In QFT a particle is sometimes viewed as an irregularity in the field
If you think of the lattice as regular, then those vibrational modes can be thought of as an irregularity, but they are not localized in the slightest. One mode of vibration could be to mentally group the atoms into pairs of partner neighbors that then keep their center of mass constant as they move symmetrically towards their partner then away from their partner in a regular periodic fashion. That mode is not localized in the slightest. All the modes are qualitatively like that, they can be thought of as deviations from the regular lattice but they are deviations with their own regularity and are spread out everywhere, just as the original lattice was spread out everywhere.
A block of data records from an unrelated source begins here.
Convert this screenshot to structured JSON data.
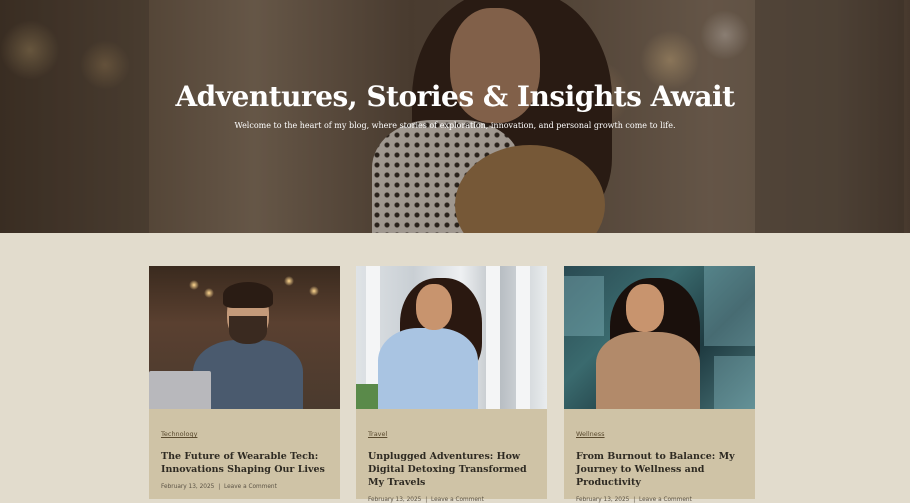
{
  "hero": {
    "title": "Adventures, Stories & Insights Await",
    "subtitle": "Welcome to the heart of my blog, where stories of exploration, innovation, and personal growth come to life."
  },
  "posts": [
    {
      "category": "Technology",
      "title": "The Future of Wearable Tech: Innovations Shaping Our Lives",
      "date": "February 13, 2025",
      "comment_link": "Leave a Comment"
    },
    {
      "category": "Travel",
      "title": "Unplugged Adventures: How Digital Detoxing Transformed My Travels",
      "date": "February 13, 2025",
      "comment_link": "Leave a Comment"
    },
    {
      "category": "Wellness",
      "title": "From Burnout to Balance: My Journey to Wellness and Productivity",
      "date": "February 13, 2025",
      "comment_link": "Leave a Comment"
    }
  ],
  "meta_separator": "|",
  "colors": {
    "page_background": "#e2dccd",
    "card_background": "#cfc3a6",
    "category_text": "#5a4a2e",
    "title_text": "#2e2a22"
  }
}
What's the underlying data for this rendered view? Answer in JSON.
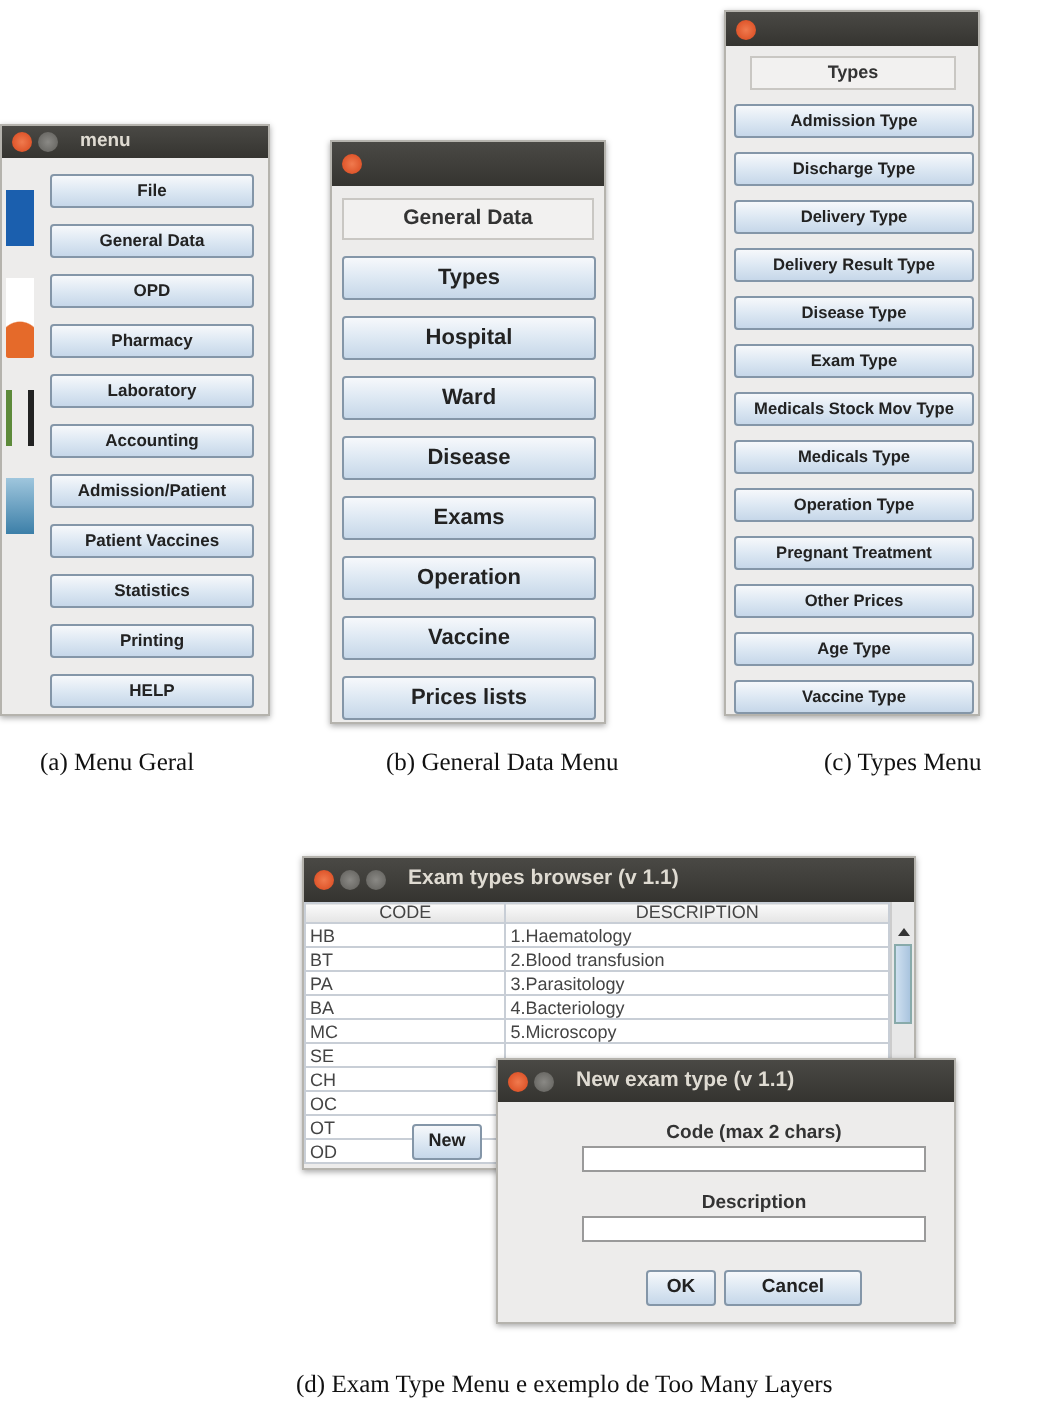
{
  "panels": [
    {
      "caption": "(a) Menu Geral",
      "window": {
        "title": "menu",
        "buttons": [
          "File",
          "General Data",
          "OPD",
          "Pharmacy",
          "Laboratory",
          "Accounting",
          "Admission/Patient",
          "Patient Vaccines",
          "Statistics",
          "Printing",
          "HELP"
        ]
      }
    },
    {
      "caption": "(b) General Data Menu",
      "window": {
        "heading": "General Data",
        "buttons": [
          "Types",
          "Hospital",
          "Ward",
          "Disease",
          "Exams",
          "Operation",
          "Vaccine",
          "Prices lists"
        ]
      }
    },
    {
      "caption": "(c) Types Menu",
      "window": {
        "heading": "Types",
        "buttons": [
          "Admission Type",
          "Discharge Type",
          "Delivery Type",
          "Delivery Result Type",
          "Disease Type",
          "Exam Type",
          "Medicals Stock Mov Type",
          "Medicals Type",
          "Operation Type",
          "Pregnant Treatment",
          "Other Prices",
          "Age Type",
          "Vaccine Type"
        ]
      }
    }
  ],
  "exam_browser": {
    "title": "Exam types browser (v 1.1)",
    "columns": [
      "CODE",
      "DESCRIPTION"
    ],
    "rows": [
      {
        "code": "HB",
        "description": "1.Haematology"
      },
      {
        "code": "BT",
        "description": "2.Blood transfusion"
      },
      {
        "code": "PA",
        "description": "3.Parasitology"
      },
      {
        "code": "BA",
        "description": "4.Bacteriology"
      },
      {
        "code": "MC",
        "description": "5.Microscopy"
      },
      {
        "code": "SE"
      },
      {
        "code": "CH"
      },
      {
        "code": "OC"
      },
      {
        "code": "OT"
      },
      {
        "code": "OD"
      }
    ],
    "buttons": [
      "New"
    ]
  },
  "new_dialog": {
    "title": "New exam type  (v 1.1)",
    "fields": [
      {
        "label": "Code (max 2 chars)"
      },
      {
        "label": "Description"
      }
    ],
    "buttons": [
      "OK",
      "Cancel"
    ]
  },
  "caption": "(d) Exam Type Menu e exemplo de Too Many Layers"
}
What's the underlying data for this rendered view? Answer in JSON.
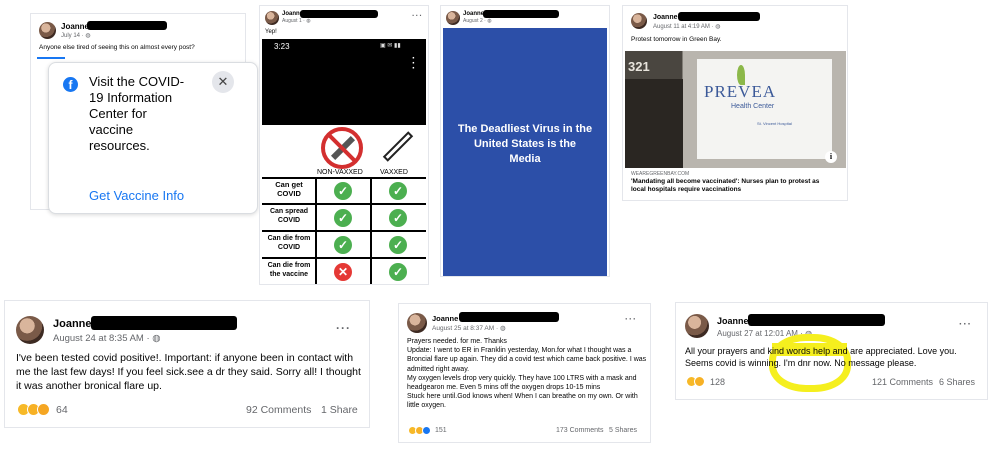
{
  "posts": {
    "p1": {
      "name": "Joanne",
      "date": "July 14 · ",
      "text": "Anyone else tired of seeing this on almost every post?",
      "card_title": "Visit the COVID-19 Information Center for vaccine resources.",
      "card_link": "Get Vaccine Info"
    },
    "p2": {
      "name": "Joanne",
      "date": "August 1 · ",
      "text": "Yep!",
      "phone_time": "3:23",
      "col_nonvax": "NON-VAXXED",
      "col_vax": "VAXXED",
      "rows": [
        {
          "label": "Can get COVID",
          "nonvax": "check",
          "vax": "check"
        },
        {
          "label": "Can spread COVID",
          "nonvax": "check",
          "vax": "check"
        },
        {
          "label": "Can die from COVID",
          "nonvax": "check",
          "vax": "check"
        },
        {
          "label": "Can die from the vaccine",
          "nonvax": "x",
          "vax": "check"
        }
      ]
    },
    "p3": {
      "name": "Joanne",
      "date": "August 2 · ",
      "image_text": "The Deadliest Virus in the United States is the Media",
      "bg_color": "#2c4fa8"
    },
    "p4": {
      "name": "Joanne",
      "date": "August 11 at 4:19 AM · ",
      "text": "Protest tomorrow in Green Bay.",
      "building_number": "321",
      "sign_text": "PREVEA",
      "sign_sub": "Health Center",
      "sign_sub2": "St. Vincent Hospital",
      "link_domain": "WEAREGREENBAY.COM",
      "link_title": "'Mandating all become vaccinated': Nurses plan to protest as local hospitals require vaccinations"
    },
    "p5": {
      "name": "Joanne",
      "date": "August 24 at 8:35 AM · ",
      "text": "I've been tested covid positive!. Important: if anyone been in contact with me the last few days! If you feel sick.see a dr they said. Sorry all! I thought it was another bronical flare up.",
      "reactions": "64",
      "comments": "92 Comments",
      "shares": "1 Share"
    },
    "p6": {
      "name": "Joanne",
      "date": "August 25 at 8:37 AM · ",
      "lines": [
        "Prayers needed. for me. Thanks",
        "Update: I went to ER in Franklin yesterday, Mon.for what I thought was a Broncial flare up again. They did a covid test which came back positive. I was admitted right away.",
        "My oxygen levels drop very quickly. They have 100 LTRS with a mask and headgearon me. Even 5 mins off the oxygen drops 10-15 mins",
        "Stuck here until.God knows when! When I can breathe on my own. Or with little oxygen."
      ],
      "reactions": "151",
      "comments": "173 Comments",
      "shares": "5 Shares"
    },
    "p7": {
      "name": "Joanne",
      "date": "August 27 at 12:01 AM · ",
      "text": "All your prayers and kind words help and are appreciated. Love you. Seems covid is winning. I'm dnr now. No message please.",
      "reactions": "128",
      "comments": "121 Comments",
      "shares": "6 Shares",
      "highlight_color": "#f5ef1e"
    }
  },
  "icons": [
    "globe-icon",
    "facebook-icon",
    "close-icon",
    "more-icon",
    "syringe-icon",
    "info-icon"
  ]
}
So for QFT, instead of a lattice you have a vacuum state of a quantum field (such as the electron-positron field). The vacuum state is not zero, it is not trivial, and it has regularities. It is spread out everywhere. The higher energy modes of excitation are like deviations that themselves are regular and spread out over all space, just like the vacuum state was regular and spread out over all space. And while you are used to thinking of there being many electrons, there is only one field for every electron in the universe (and all the positrons share that field too). It is just allowed to have many excitations at once, like how a vibrating string can have many harmonics at once.
QFT treats particles as excited states of an underlying physical field, so these are called field quanta
The exact same thing, there is an underlying field, it can be excited in many ways, the excitations are what we call particles. They are like modes of vibration or deviations of the vacuum state. And all of them are spread out over all space.